I should no doubt have apologized for not choosing my words more carefully, but I could not just then. “What is it, Marco?” I whispered. “What is wrong?”

He shook his head and pasted a false smile on his face. “Nothing at all,” he said. “This is naught but a joyous day, Simonetta. All is well.” He took a glass of wine from the tray of a passing servant and downed half of it in one gulp.

I decided not to press the issue. Whatever was troubling Marco was not something he was going to speak of just then, if ever, and it would do me no good to beg my own husband to confide in me.

Despite the celebratory feel of the whole day, I found that I could not wait for it to be over. Once dinner commenced, I was seated beside Giuliano, as though I were the guest of honor, and before the meal began he proposed a toast to me, saying that my beauty and grace had blessed his joust that day. I smiled as though I was pleased beyond anything to accept such a tribute, but my sense of discomfort and wariness only increased.

When finally—finally—dinner was at an end, everyone adjourned back to the receiving room, and I began to look about for Marco, to let him know that I was ready to leave. Somehow we had become separated in the short trip from the dining room to the receiving room, and I could not see him.

As I was peering about for him, I heard a familiar deep voice speak my name. “Simonetta.”

I turned to see Giuliano, still wearing the costume he had worn beneath his armor, similar to those his entourage had worn, but with a different brocade pattern still, to set him apart. “Giuliano,” I said, smiling. “My congratulations on your triumph this day.”

“Ahh, but it was all due to your favor, dear lady,” he said.

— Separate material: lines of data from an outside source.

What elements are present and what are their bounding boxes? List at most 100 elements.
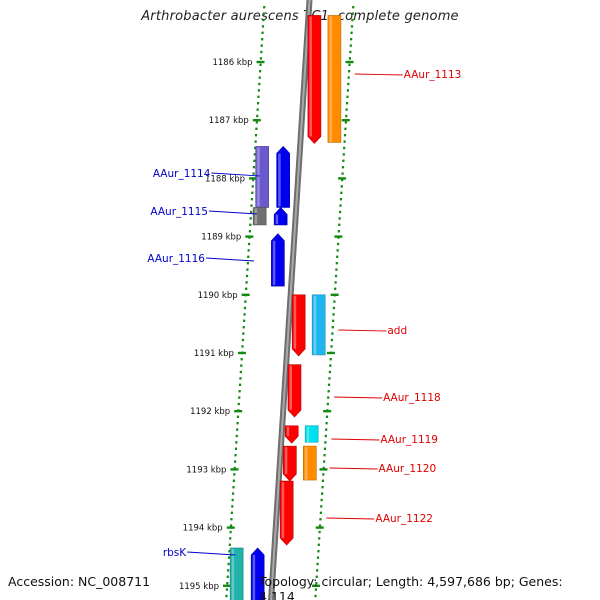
guide-dot-right bbox=[326, 402, 329, 406]
kbp-tick-label: 1192 kbp bbox=[190, 407, 230, 417]
guide-dot-right bbox=[349, 44, 352, 47]
kbp-tick-mark bbox=[245, 235, 254, 238]
guide-dot-right bbox=[345, 114, 348, 118]
guide-dot-right bbox=[352, 6, 355, 9]
gene-arrow[interactable] bbox=[279, 480, 294, 546]
guide-dot-left bbox=[225, 594, 228, 598]
guide-dot-right bbox=[327, 383, 331, 386]
guide-dot-left bbox=[256, 102, 260, 105]
gene-label[interactable]: rbsK bbox=[163, 547, 187, 559]
gene-arrow[interactable] bbox=[291, 294, 306, 357]
guide-dot-right bbox=[338, 223, 341, 226]
guide-dot-right bbox=[316, 569, 319, 572]
guide-dot-right bbox=[351, 12, 354, 15]
guide-dot-left bbox=[257, 95, 260, 98]
guide-dot-right bbox=[332, 319, 335, 322]
guide-dot-left bbox=[253, 153, 256, 156]
guide-dot-right bbox=[319, 511, 322, 514]
gene-label[interactable]: AAur_1115 bbox=[150, 206, 208, 218]
guide-dot-right bbox=[345, 108, 348, 111]
guide-dot-left bbox=[226, 582, 229, 585]
guide-dot-right bbox=[334, 274, 338, 278]
guide-dot-left bbox=[245, 281, 248, 284]
cog-box[interactable] bbox=[304, 425, 319, 443]
kbp-tick-mark bbox=[230, 468, 239, 471]
kbp-tick-label: 1191 kbp bbox=[194, 349, 234, 359]
gene-label[interactable]: AAur_1122 bbox=[375, 513, 433, 525]
cog-box-shine bbox=[231, 548, 235, 600]
kbp-tick-label: 1186 kbp bbox=[212, 58, 252, 68]
cog-box[interactable] bbox=[229, 547, 244, 600]
guide-dot-right bbox=[343, 146, 346, 150]
guide-dot-left bbox=[238, 396, 241, 399]
guide-dot-left bbox=[239, 377, 242, 380]
gene-label[interactable]: AAur_1113 bbox=[404, 69, 462, 81]
guide-dot-right bbox=[334, 287, 337, 290]
gene-arrow[interactable] bbox=[284, 425, 299, 444]
guide-dot-left bbox=[227, 569, 230, 572]
guide-dot-right bbox=[331, 326, 334, 329]
guide-dot-left bbox=[261, 25, 265, 28]
kbp-tick-label: 1193 kbp bbox=[186, 465, 226, 475]
guide-dot-left bbox=[246, 262, 249, 265]
guide-dot-left bbox=[255, 121, 258, 124]
kbp-tick-mark-right bbox=[334, 235, 343, 238]
guide-dot-left bbox=[235, 441, 238, 444]
guide-dot-right bbox=[328, 370, 331, 374]
guide-dot-right bbox=[351, 18, 354, 22]
guide-dot-right bbox=[323, 460, 326, 463]
gene-arrow[interactable] bbox=[250, 547, 265, 600]
guide-dot-left bbox=[234, 447, 238, 450]
guide-dot-right bbox=[318, 524, 322, 527]
guide-dot-right bbox=[350, 31, 353, 34]
guide-dot-left bbox=[250, 198, 254, 201]
cog-box[interactable] bbox=[327, 15, 342, 143]
guide-dot-left bbox=[241, 345, 244, 348]
cog-box-shine bbox=[254, 208, 258, 224]
gene-arrow[interactable] bbox=[307, 15, 322, 144]
guide-dot-right bbox=[319, 518, 322, 521]
guide-dot-left bbox=[259, 63, 262, 66]
gene-leader-line bbox=[187, 551, 236, 556]
guide-dot-left bbox=[251, 191, 254, 194]
gene-arrow[interactable] bbox=[276, 145, 290, 208]
gene-arrow[interactable] bbox=[273, 207, 288, 226]
guide-dot-right bbox=[340, 185, 343, 188]
guide-dot-right bbox=[322, 473, 325, 476]
map-title: Arthrobacter aurescens TC1, complete gen… bbox=[141, 9, 459, 24]
guide-dot-right bbox=[344, 121, 347, 124]
guide-dot-right bbox=[348, 57, 352, 60]
guide-dot-left bbox=[254, 134, 258, 137]
guide-dot-left bbox=[237, 402, 240, 406]
cog-box[interactable] bbox=[311, 294, 326, 356]
gene-label[interactable]: AAur_1118 bbox=[383, 392, 441, 404]
guide-dot-left bbox=[231, 492, 235, 495]
gene-label[interactable]: AAur_1119 bbox=[380, 434, 438, 446]
gene-label[interactable]: AAur_1114 bbox=[153, 168, 211, 180]
guide-dot-left bbox=[239, 370, 242, 374]
guide-dot-right bbox=[343, 134, 347, 137]
guide-dot-left bbox=[245, 287, 248, 290]
kbp-tick-mark-right bbox=[345, 60, 354, 64]
guide-dot-left bbox=[236, 428, 239, 431]
gene-arrow[interactable] bbox=[283, 445, 297, 482]
kbp-tick-mark bbox=[234, 410, 243, 413]
guide-dot-right bbox=[341, 166, 345, 169]
cog-box[interactable] bbox=[252, 207, 267, 226]
gene-label[interactable]: AAur_1116 bbox=[147, 253, 205, 265]
cog-box[interactable] bbox=[303, 445, 317, 481]
gene-label[interactable]: AAur_1120 bbox=[379, 463, 437, 475]
gene-leader-line bbox=[211, 172, 260, 177]
gene-arrow-shine bbox=[289, 365, 292, 411]
gene-label[interactable]: add bbox=[387, 325, 407, 337]
kbp-tick-label: 1195 kbp bbox=[179, 582, 219, 592]
guide-dot-right bbox=[314, 594, 317, 598]
gene-arrow[interactable] bbox=[271, 233, 285, 287]
guide-dot-right bbox=[325, 415, 329, 418]
guide-dot-left bbox=[242, 326, 245, 329]
guide-dot-left bbox=[243, 306, 247, 310]
gene-arrow[interactable] bbox=[287, 364, 302, 418]
gene-arrow-shine bbox=[284, 447, 288, 475]
kbp-tick-label: 1187 kbp bbox=[209, 116, 249, 126]
kbp-tick-mark-right bbox=[319, 468, 328, 471]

I laughed, warming up slightly as I always did when he and I spoke—and were not observed by a crowd of thousands, anyway. “I think your own skill in the lists was of more use to you than my favor.”

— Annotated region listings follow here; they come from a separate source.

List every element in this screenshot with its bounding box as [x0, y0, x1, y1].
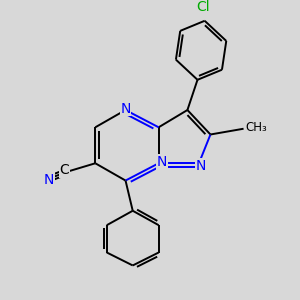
Text: N: N [196, 159, 206, 172]
Text: CH₃: CH₃ [246, 122, 268, 134]
Text: N: N [44, 173, 54, 187]
Text: C: C [59, 163, 69, 177]
Text: Cl: Cl [196, 1, 210, 14]
Text: N: N [157, 155, 167, 169]
Text: N: N [120, 102, 131, 116]
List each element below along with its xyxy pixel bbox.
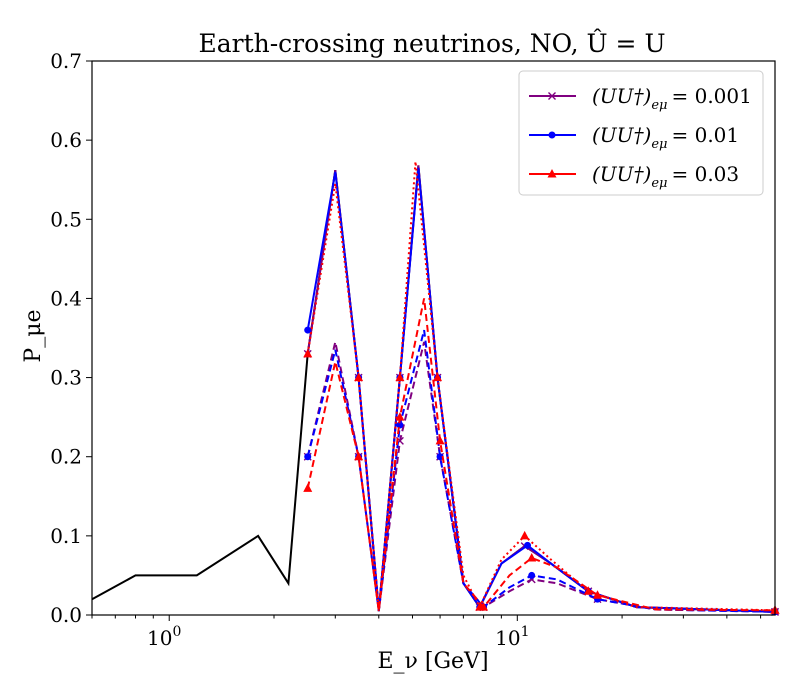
triangle-marker [547, 169, 557, 178]
triangle-marker [395, 412, 405, 421]
series-line [306, 329, 776, 613]
x-axis: 100 101 [91, 615, 762, 650]
y-tick-label: 0.7 [50, 49, 82, 73]
y-tick-label: 0.4 [50, 286, 82, 310]
circle-marker [548, 131, 556, 139]
series-line [91, 165, 776, 613]
series-line [306, 167, 776, 613]
triangle-marker [354, 451, 364, 461]
legend-label: (UU†)eμ = 0.01 [592, 123, 739, 152]
chart-title: Earth-crossing neutrinos, NO, Û = U [198, 29, 665, 58]
circle-marker [524, 541, 532, 549]
legend-entry: (UU†)eμ = 0.001 [529, 84, 752, 113]
triangle-marker [433, 372, 443, 382]
triangle-marker [435, 435, 445, 445]
series-line [306, 298, 776, 612]
triangle-marker [583, 586, 593, 595]
x-tick-base: 10 [147, 626, 172, 650]
legend-label-main: (UU†) [592, 123, 651, 147]
circle-marker [304, 326, 312, 334]
series--uu-e-0-03-dashed [303, 298, 780, 614]
y-tick-label: 0.3 [50, 366, 82, 390]
x-tick-exponent: 0 [172, 624, 181, 640]
x-tick-exponent: 1 [521, 624, 530, 640]
y-tick-label: 0.0 [50, 603, 82, 627]
triangle-marker [527, 553, 537, 562]
series-line [306, 341, 776, 613]
legend-entry: (UU†)eμ = 0.01 [529, 123, 739, 152]
legend-label-sub: eμ [651, 176, 667, 191]
series-lines [91, 161, 780, 616]
series--uu-e-0-01-solid [304, 167, 779, 616]
legend-label: (UU†)eμ = 0.03 [592, 162, 739, 191]
triangle-marker [395, 372, 405, 382]
circle-marker [436, 453, 444, 461]
legend-label-value: = 0.01 [671, 123, 739, 147]
circle-marker [528, 571, 536, 579]
legend-label-sub: eμ [651, 98, 667, 113]
x-tick-base: 10 [495, 626, 520, 650]
circle-marker [304, 453, 312, 461]
legend-label-main: (UU†) [592, 84, 651, 108]
y-axis-label: P_μe [21, 309, 46, 362]
x-axis-label: E_ν [GeV] [377, 649, 488, 674]
legend: (UU†)eμ = 0.001(UU†)eμ = 0.01(UU†)eμ = 0.03 [518, 70, 764, 196]
y-tick-label: 0.2 [50, 445, 82, 469]
plot-frame [91, 60, 776, 616]
triangle-marker [303, 348, 313, 358]
series-standard-no-nsi- [91, 165, 776, 613]
legend-label: (UU†)eμ = 0.001 [592, 84, 752, 113]
legend-label-sub: eμ [651, 137, 667, 152]
y-axis: 0.0 0.1 0.2 0.3 0.4 0.5 0.6 0.7 [50, 49, 92, 627]
series--uu-e-0-001-solid [303, 165, 779, 616]
legend-label-value: = 0.03 [671, 162, 739, 186]
triangle-marker [479, 602, 489, 611]
triangle-marker [354, 372, 364, 382]
x-marker [548, 92, 556, 100]
series-line [306, 161, 776, 612]
x-tick-label: 101 [495, 624, 529, 650]
series--uu-e-0-03-dotted [303, 161, 780, 614]
triangle-marker [303, 483, 313, 492]
triangle-marker [593, 590, 603, 599]
series-line [306, 165, 776, 613]
y-tick-label: 0.6 [50, 128, 82, 152]
legend-label-value: = 0.001 [671, 84, 751, 108]
triangle-marker [520, 530, 530, 540]
legend-label-main: (UU†) [592, 162, 651, 186]
legend-entry: (UU†)eμ = 0.03 [529, 162, 739, 191]
y-tick-label: 0.5 [50, 207, 82, 231]
y-tick-label: 0.1 [50, 524, 82, 548]
circle-marker [396, 421, 404, 429]
plot-area: 0.00.10.20.30.40.50.60.7 100 101 [50, 49, 780, 650]
x-tick-label: 100 [147, 624, 181, 650]
legend-box [518, 70, 764, 196]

He smiled but did not respond. “I crave a word with you,” he said.

“You are having one now.”

He laughed. “As witty as you are beautiful. I meant a private word.” He lowered his voice slightly. “Alone.”

“Now?” I asked. My wariness returned.

“I insist, mia bella donna.”

“Very well,” I said. If he heard the reluctance in my voice, it did not deter him. He led me from the receiving room and down the hall, to a small, private parlor where I had visited with Clarice and Lucrezia many times in the past.

“Please, be seated,” he said, closing the door behind us.

I did as he said, albeit uneasily. “This is most irregular,” I said. “And, dare I say, improper.”

He laughed, and in one bound had crossed the room to me, kneeling at my feet and taking my hand in his. “Ahh, but it need not be, Simonetta mia,” he said. “It need be neither of those things.”

I remained motionless, neither pulling my hand away from his nor clasping it in return. “Whatever do you mean?”

“It is why I wished to speak to you,” he said. “Why I have arranged this day so much in your honor. That you might know the high esteem and regard in which I hold you.”

“You are too kind, signore,” I said. “And you know that I hold you in the utmost regard as well, as a friend of mine and of my husband’s. But this, surely, you could have said to me in the presence of others.”

“Indeed I could have,” he said. “But that is not all that I wish to say.” His fingers tightened around mine.

“Then what more do you wish to say?” I said, unable to disguise the nervousness in my voice. “Speak plainly, I beg of you.”

“Your wish is my command, mia donna dell’amore,” he said.

His words caused an unpleasant twist in my stomach. My lady love.

“My feelings for you can come as no surprise,” he said. “You know that my love for you has only blossomed over these past years of our acquaintance. And so the time has come when I must ask you—nay, beg you—to allow that love to be consummated.”

A part of me had managed to remain in denial as to what he was really asking until that last word. Consummated.

This, then, was what it had all been about. He had created an entire spectacle—beginning with the banner with my image and ending here, in this room—to seduce me. And while a part of me could only be astonished at the lengths to which he had gone, the rest of me was disgusted.

He had planned all along to seduce me. And Sandro had helped him.